CS: The device of the explosive ankle bracelets all of the convicts wear overpowers the variety of kills you would ordinarily see in a film like this. Everyone tries to disrupt the bracelets rather than knock each other silly, was this something necessitated by the MPAA?

Wiper: The main reason for the bracelets, from a storytelling point of view, if you didn’t have that on, then you could just go in a cave and hide. If you’re gonna think like Ian Breckel [Robert Mammone] the producer and want to create an action-packed 30 hours for people when they log on to your website, you’ve got to encinevize [sic] the contestants. But the bracelets also give the smaller contestants a shot to outsmart someone, it gives the woman a chance to outsmart the guy by seducing him and pulling on the bracelet tab. The other thing is, visually, in the original script this device wasn’t there. There’s going to be a lot of killings and I didn’t want to just see people getting stabbed. As horrific as it is, when someone blows up, it’s, in action-movie terms, more palatable than someone getting their throat slit. I don’t think people would cheer as much. I don’t like explosions for explosions’ sake – there were more pyrotechnics in this than I expected.

CS: Can you comment on the fact that Steve’s character tries to avoid violence at whatever cost…but when he’s pushed into it…

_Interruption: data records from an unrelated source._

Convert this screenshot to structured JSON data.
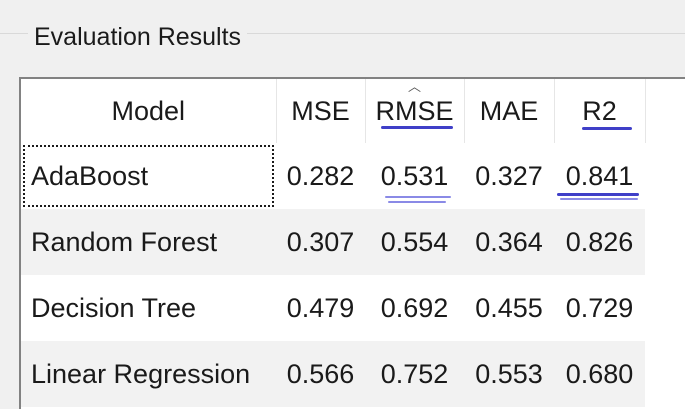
{
  "window": {
    "group_title": "Evaluation Results"
  },
  "table": {
    "columns": [
      "Model",
      "MSE",
      "RMSE",
      "MAE",
      "R2"
    ],
    "sorted_column": "RMSE",
    "selected_row": 0,
    "rows": [
      {
        "model": "AdaBoost",
        "mse": "0.282",
        "rmse": "0.531",
        "mae": "0.327",
        "r2": "0.841"
      },
      {
        "model": "Random Forest",
        "mse": "0.307",
        "rmse": "0.554",
        "mae": "0.364",
        "r2": "0.826"
      },
      {
        "model": "Decision Tree",
        "mse": "0.479",
        "rmse": "0.692",
        "mae": "0.455",
        "r2": "0.729"
      },
      {
        "model": "Linear Regression",
        "mse": "0.566",
        "rmse": "0.752",
        "mae": "0.553",
        "r2": "0.680"
      }
    ]
  },
  "colors": {
    "pen_annotation": "#3f3fc8",
    "row_alt": "#f2f2f2",
    "background": "#f0f0f0"
  }
}
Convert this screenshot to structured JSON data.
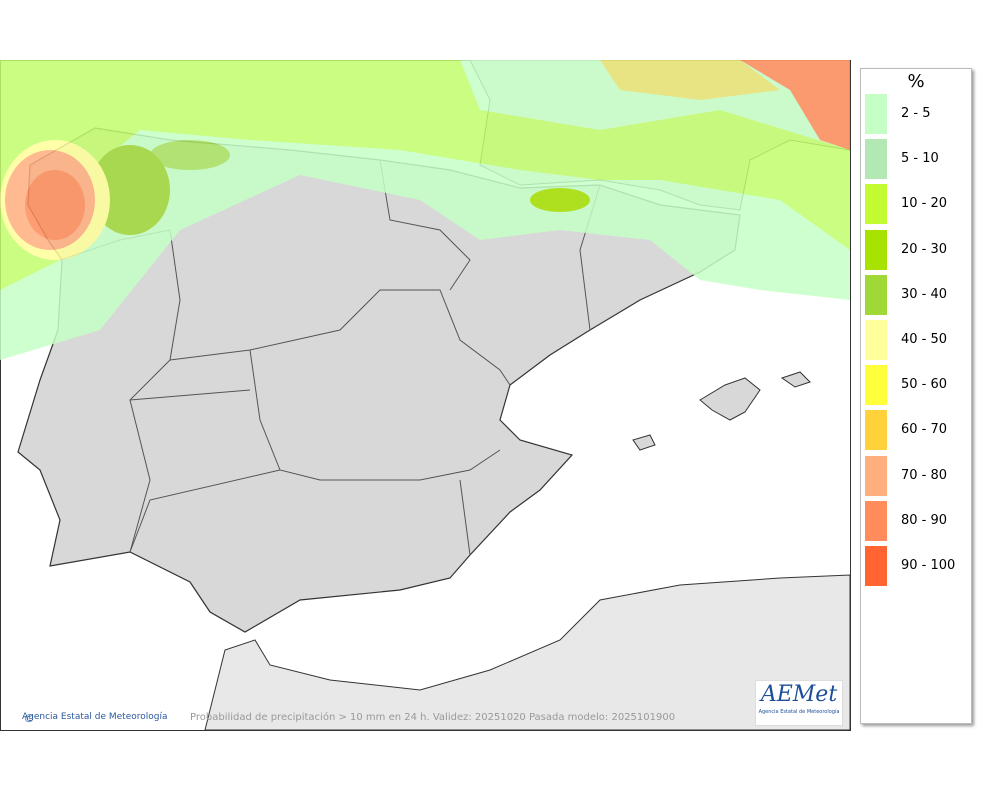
{
  "legend": {
    "title": "%",
    "items": [
      {
        "label": "2 - 5",
        "color": "#c6ffc6"
      },
      {
        "label": "5 - 10",
        "color": "#b2e8b4"
      },
      {
        "label": "10 - 20",
        "color": "#c2fb32"
      },
      {
        "label": "20 - 30",
        "color": "#a8e200"
      },
      {
        "label": "30 - 40",
        "color": "#a0d838"
      },
      {
        "label": "40 - 50",
        "color": "#ffff9c"
      },
      {
        "label": "50 - 60",
        "color": "#ffff3c"
      },
      {
        "label": "60 - 70",
        "color": "#ffd23c"
      },
      {
        "label": "70 - 80",
        "color": "#ffae7e"
      },
      {
        "label": "80 - 90",
        "color": "#ff8c5a"
      },
      {
        "label": "90 - 100",
        "color": "#ff6432"
      }
    ]
  },
  "footer": {
    "credit": "Agencia Estatal de Meteorología",
    "caption": "Probabilidad de precipitación > 10 mm en 24 h. Validez: 20251020 Pasada modelo: 2025101900"
  },
  "logo": {
    "name": "AEMet",
    "subtitle": "Agencia Estatal de Meteorología"
  }
}
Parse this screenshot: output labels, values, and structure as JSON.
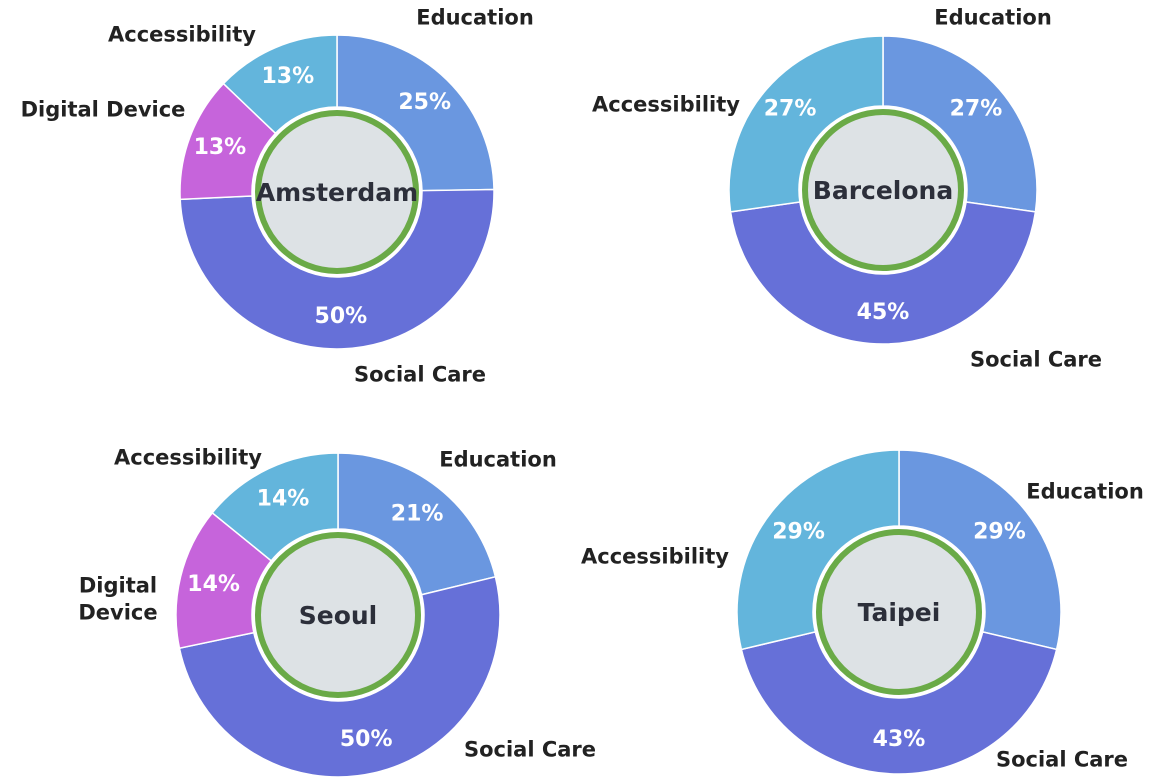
{
  "chart_data": [
    {
      "type": "pie",
      "title": "Amsterdam",
      "categories": [
        "Education",
        "Social Care",
        "Digital Device",
        "Accessibility"
      ],
      "values": [
        25,
        50,
        13,
        13
      ],
      "value_labels": [
        "25%",
        "50%",
        "13%",
        "13%"
      ],
      "colors": [
        "#6a97e0",
        "#6670d8",
        "#c664db",
        "#63b5dc"
      ]
    },
    {
      "type": "pie",
      "title": "Barcelona",
      "categories": [
        "Education",
        "Social Care",
        "Accessibility"
      ],
      "values": [
        27,
        45,
        27
      ],
      "value_labels": [
        "27%",
        "45%",
        "27%"
      ],
      "colors": [
        "#6a97e0",
        "#6670d8",
        "#63b5dc"
      ]
    },
    {
      "type": "pie",
      "title": "Seoul",
      "categories": [
        "Education",
        "Social Care",
        "Digital Device",
        "Accessibility"
      ],
      "values": [
        21,
        50,
        14,
        14
      ],
      "value_labels": [
        "21%",
        "50%",
        "14%",
        "14%"
      ],
      "colors": [
        "#6a97e0",
        "#6670d8",
        "#c664db",
        "#63b5dc"
      ]
    },
    {
      "type": "pie",
      "title": "Taipei",
      "categories": [
        "Education",
        "Social Care",
        "Accessibility"
      ],
      "values": [
        29,
        43,
        29
      ],
      "value_labels": [
        "29%",
        "43%",
        "29%"
      ],
      "colors": [
        "#6a97e0",
        "#6670d8",
        "#63b5dc"
      ]
    }
  ]
}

Wiper: When Steve read the script he agreed to play the game. I’ve always been a fan of the reluctant hero. Eddie Van Halen, when he was asked about these new bands – all with these numbers in them like Blink 182, Sum 41 – he was like, “They give it their all in the first 20 seconds and then they’ve got nowhere to go.’ I apply that to an action movie because Stone Cold’s hero doesn’t say “game on” until the end of the second act in this. Then you have action for 25-minutes. You have to pace yourself. You have to brew the audience.

CS: Were you aware that you were bringing the concept of “Battle Royale” to the U.S. – ’cause you’re merely replacing teens with big convicts here.

Wiper: I was given it before production after I had written the script and, clearly, people have mentioned it to me before. If they were going to do an American remake maybe this will stop them. I think with any genre you have to study it, figure out what people have done and figure out what you’re going to do differently. As a first and foremost movie nerd myself I went back to the 1926 short story called “The Most Dangerous Game.” The progeny from that short story are endless.

The Condemned opens in theaters April 27th.